Intermediate-Mass Black Holes in Early Globular Clusters

TL;DR

This paper proposes a new formation mechanism for intermediate-mass black holes in globular clusters, suggesting they grow significantly by accreting gas during the second-generation star formation phase, influenced by cluster dynamics.

Contribution

It introduces a model where gas accretion onto seed black holes during second-generation star formation leads to IMBH growth, linking black hole development to cluster evolution.

Findings

Gas accretion can increase black hole mass by up to 100 times.

High gas density in cluster cores facilitates black hole growth.

IMBH mass may weakly depend on current cluster properties.

Abstract

Spectroscopic and photometric observations show that many globular clusters host multiple stellar populations, challenging the common paradigm that globular clusters are "simple stellar populations" composed of stars of uniform age and chemical composition.
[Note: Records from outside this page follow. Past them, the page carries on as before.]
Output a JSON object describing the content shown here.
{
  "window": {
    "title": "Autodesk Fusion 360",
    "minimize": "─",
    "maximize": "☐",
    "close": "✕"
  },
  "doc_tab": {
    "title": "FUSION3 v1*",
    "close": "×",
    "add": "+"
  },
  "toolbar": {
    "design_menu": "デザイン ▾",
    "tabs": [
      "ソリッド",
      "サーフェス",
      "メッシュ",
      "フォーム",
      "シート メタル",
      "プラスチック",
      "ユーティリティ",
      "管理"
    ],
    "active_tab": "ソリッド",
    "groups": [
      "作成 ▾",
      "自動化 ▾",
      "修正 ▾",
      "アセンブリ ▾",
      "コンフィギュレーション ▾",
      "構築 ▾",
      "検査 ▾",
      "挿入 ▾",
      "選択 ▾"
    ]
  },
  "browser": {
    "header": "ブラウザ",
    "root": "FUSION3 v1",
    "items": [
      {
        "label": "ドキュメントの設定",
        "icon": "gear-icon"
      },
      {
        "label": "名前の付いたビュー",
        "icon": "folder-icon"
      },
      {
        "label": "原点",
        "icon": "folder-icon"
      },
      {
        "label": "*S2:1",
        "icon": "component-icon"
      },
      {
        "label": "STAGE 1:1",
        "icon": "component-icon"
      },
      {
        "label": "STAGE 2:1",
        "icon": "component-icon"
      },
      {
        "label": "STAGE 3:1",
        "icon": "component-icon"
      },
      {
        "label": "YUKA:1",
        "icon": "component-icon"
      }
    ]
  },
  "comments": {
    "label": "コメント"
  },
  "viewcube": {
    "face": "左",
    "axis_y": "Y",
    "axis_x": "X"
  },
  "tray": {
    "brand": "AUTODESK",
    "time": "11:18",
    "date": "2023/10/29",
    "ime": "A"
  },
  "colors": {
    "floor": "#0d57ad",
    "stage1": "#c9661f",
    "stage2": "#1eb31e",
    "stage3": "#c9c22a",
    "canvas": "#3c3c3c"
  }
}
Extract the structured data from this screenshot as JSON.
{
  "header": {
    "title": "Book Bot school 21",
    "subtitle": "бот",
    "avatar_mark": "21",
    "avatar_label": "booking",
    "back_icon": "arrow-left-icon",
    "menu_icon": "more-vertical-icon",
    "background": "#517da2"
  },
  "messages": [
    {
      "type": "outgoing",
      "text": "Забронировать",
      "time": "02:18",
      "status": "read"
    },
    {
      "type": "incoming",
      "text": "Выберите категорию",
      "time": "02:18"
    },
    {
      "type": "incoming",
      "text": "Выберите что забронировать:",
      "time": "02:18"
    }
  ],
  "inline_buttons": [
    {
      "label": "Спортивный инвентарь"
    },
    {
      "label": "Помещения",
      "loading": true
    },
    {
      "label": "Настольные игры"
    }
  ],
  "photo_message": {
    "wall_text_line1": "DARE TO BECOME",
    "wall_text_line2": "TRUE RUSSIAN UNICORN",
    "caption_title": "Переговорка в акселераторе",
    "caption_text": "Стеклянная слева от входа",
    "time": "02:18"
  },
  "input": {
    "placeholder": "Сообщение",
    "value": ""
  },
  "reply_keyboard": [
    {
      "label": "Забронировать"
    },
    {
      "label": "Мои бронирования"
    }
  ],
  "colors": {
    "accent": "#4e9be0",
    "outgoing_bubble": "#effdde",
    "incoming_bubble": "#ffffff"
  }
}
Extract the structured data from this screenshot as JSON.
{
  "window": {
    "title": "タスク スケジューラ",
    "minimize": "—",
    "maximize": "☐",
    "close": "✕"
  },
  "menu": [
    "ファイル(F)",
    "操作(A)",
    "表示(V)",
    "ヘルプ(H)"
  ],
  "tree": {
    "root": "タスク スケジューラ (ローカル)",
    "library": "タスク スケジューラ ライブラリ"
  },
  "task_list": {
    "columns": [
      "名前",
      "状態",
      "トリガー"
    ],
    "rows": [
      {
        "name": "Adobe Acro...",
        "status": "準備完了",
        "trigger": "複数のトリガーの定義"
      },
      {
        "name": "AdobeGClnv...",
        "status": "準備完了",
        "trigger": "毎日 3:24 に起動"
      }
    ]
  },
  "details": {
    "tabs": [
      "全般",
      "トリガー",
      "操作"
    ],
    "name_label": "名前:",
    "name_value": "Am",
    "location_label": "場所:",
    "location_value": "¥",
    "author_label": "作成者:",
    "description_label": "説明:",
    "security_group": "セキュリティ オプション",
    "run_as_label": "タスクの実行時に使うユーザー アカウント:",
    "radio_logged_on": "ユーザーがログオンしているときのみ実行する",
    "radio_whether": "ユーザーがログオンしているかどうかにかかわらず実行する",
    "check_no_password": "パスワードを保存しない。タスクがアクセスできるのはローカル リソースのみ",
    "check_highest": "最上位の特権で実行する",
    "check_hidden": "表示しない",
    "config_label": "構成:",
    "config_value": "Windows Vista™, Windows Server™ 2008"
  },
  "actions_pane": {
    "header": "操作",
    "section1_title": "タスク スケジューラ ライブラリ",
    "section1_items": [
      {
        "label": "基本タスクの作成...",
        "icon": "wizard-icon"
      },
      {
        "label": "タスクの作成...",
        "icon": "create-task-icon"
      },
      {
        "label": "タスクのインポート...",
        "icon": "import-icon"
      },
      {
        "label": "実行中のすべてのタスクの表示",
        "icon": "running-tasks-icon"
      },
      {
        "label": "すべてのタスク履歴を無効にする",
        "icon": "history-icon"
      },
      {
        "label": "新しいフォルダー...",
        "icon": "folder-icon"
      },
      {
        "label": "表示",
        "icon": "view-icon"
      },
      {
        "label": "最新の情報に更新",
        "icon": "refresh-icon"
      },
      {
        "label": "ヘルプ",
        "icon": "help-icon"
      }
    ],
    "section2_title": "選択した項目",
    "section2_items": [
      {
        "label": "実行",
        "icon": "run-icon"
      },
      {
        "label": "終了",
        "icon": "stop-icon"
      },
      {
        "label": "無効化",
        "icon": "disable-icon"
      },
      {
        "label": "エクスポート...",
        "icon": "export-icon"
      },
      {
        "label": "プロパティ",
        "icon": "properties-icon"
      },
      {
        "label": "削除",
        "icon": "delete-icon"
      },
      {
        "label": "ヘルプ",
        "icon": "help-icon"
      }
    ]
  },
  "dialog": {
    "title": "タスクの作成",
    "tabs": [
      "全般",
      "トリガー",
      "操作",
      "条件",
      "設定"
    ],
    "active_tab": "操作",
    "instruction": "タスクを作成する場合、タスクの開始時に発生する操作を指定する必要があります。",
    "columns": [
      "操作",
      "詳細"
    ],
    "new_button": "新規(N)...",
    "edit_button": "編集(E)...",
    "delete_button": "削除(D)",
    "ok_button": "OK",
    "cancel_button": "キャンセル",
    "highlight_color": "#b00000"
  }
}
The chemical abundances of second-generation (SG) stars constrain the sources of gas out of which these stars must have formed, indicating that the gas must contain matter processed through the high-temperature CNO cycle. First-generation massive Asymptotic Giant Branch (AGB) stars have been proposed as the source of this gas. In a previous study, by means of hydrodynamical and N-body simulations, we have shown that the AGB ejecta collect in a cooling flow in the cluster core, where the gas reaches high densities, ultimately forming a centrally concentrated subsystem of SG stars. In this Letter we show that the high gas density can also lead to significant accretion onto a pre-existing seed black hole. We show that gas accretion can increase the black hole mass by up to a factor of 100. The details of the gas dynamics are important in determining the actual black hole growth. Assuming a near-universal seed black hole mass and small cluster-to-cluster variations in the duration of the SG formation phase, the outcome of our scenario is one in which the present intermediate-mass black hole (IMBH) mass may have only a weak dependence on the current cluster properties. The scenario presented provides a natural mechanism for the formation of an IMBH at the cluster center during the SG star-formation phase.